Allorché la massoneria inglese propagò la setta nell'Europa intiera istituendo le logge che doveano preparare la Rivoluzione, il deista inglese Toland stampò segretamente nel 1720 e diffuse con gran mistero un libro strano scritto in latino e intitolato Pantheisticon. Egli disse in propri termini: "Molti membri di solidalità socratiche(1) si trovano a Parigi, altri a Venezia, in tutte le città olandesi, principalmente ad Amsterdam, e anche, si dovesse stupirne, nella corte di Roma". (p. 42).
Nel 1806, un militare, Gian Battista Simonini, avendo letto l'opera di Barruel, gli scrisse da Firenze una lettera in cui disse che essendosi trovato in rapporti con degli Ebrei in Piemonte al momento che questo paese era in rivoluzione, per guadagnare la loro confidenza e scoprire i loro segreti, li persuase ch'egli era nato a Livorno da una famiglia ebrea e che sebbene cristiano all'esterno era sempre ebreo nel cuore. Essi si aprirono a lui a poco a poco e gli fecero conoscere che tutte le sette anticristiane erano state fondate da loro, sostenute da loro, assoldate da loro; ch'essi aveano guadagnato più di ottocento ecclesiastici, tanto secolari che regolari, fra i quali dei prelati e dei cardinali, e che non disperavano di avere un Papa del loro partito.
Augustin Barruel. |
Barruel ebbe da prima l'idea di pubblicare questa lettera, di cui si troverà il testo intero nei documenti, ma disse a se stesso che in sana critica, quello che vi si trovava esposto esigerebbe delle prove impossibili a prodursi. Si tenne dunque pago di presentarne l'originale al cardinal Fesch perché fosse comunicato all'imperatore che convocava il Sinedrio a Parigi. Desmaretz, occupato dietro l'ordine dell'imperatore a far ricerche intorno agli Ebrei, volle ritenere l'originale; Barruel non glielo permise e l'inviò al Papa. Alcuni mesi dopo, Sua Santità fece scrivere all'abate Testa, suo segretario, che "tutto annunciava la veracità e probità di colui che avea così scoperto tutto ciò di cui era stato testimone". Al momento della Ristaurazione, Barruel rimise una copia di questa lettera a Luigi XVIII.

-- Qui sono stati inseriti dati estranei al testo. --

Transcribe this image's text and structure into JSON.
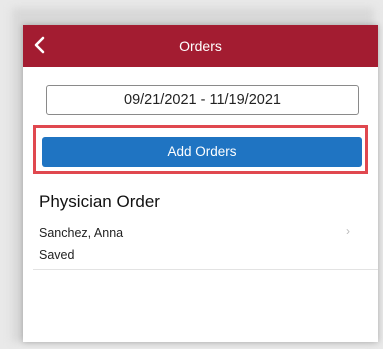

Quelli che leggeranno i documenti in fine di questo volume, potranno confrontare ciò che vedranno con quello che saranno venuti a conoscere nelle differenti parti di questo libro. Noi non vogliamo conservar qui se non ciò che è detto del futuro Papa che gli Ebrei speravano e porlo a confronto colla missione data a Nubius.
Luigi XVIII di Francia. |
Per incoraggiare coloro ai quali era confidata l'opera titanica di far trionfare l'idea rivoluzionaria per mezzo d'un Papa, le Istruzioni segrete facevano del potere pontificale un quadro tanto seducente quanto vero, vero in sé, seducente per chi avea il desiderio e la speranza di sfruttarlo a proprio profitto: "Per mezzo del braccio, della voce, della penna, del cuore de' suoi innumerevoli vescovi, sacerdoti, frati, religiosi e fedeli di tutte le latitudini, il Papato trova atti di personale abnegazione sempre pronti al martirio ed all'entusiasmo. Dovunque gli piace di evocarne, trova delle anime che muoiono, altre che si sacrificano per lui. È una leva immensa di cui alcuni Papi solamente apprezzarono tutta la potenza. Ancora non ne hanno fatto uso che in una certa misura". I congiurati parlando così non facevano che riepilogare la storia. In tutte le sue pagine essa narra la fede dei cristiani nella istituzione del divino Maestro, la loro cieca fiducia in colui che Egli fece suo vicario e che parla loro in suo nome, la loro sommissione assoluta al Pontefice, che tiene il posto di Cristo in mezzo a loro. Che alcuni Papi, nel momento delle grandi crisi della Chiesa, non abbiano avuto in se stessi molta fede, o piuttosto nella virtù di Gesù Cristo di cui erano rappresentanti, questo è
possibile. Ciò avvenne a Pietro sul lago di Genezareth: al pari di lui essi hanno allora sentito aprirsi le onde sotto i loro piedi finché, volgendo lo sguardo al divin Salvatore, attinsero in Lui con un rinnovamento di fede, un aumento di vigore e di carità divina.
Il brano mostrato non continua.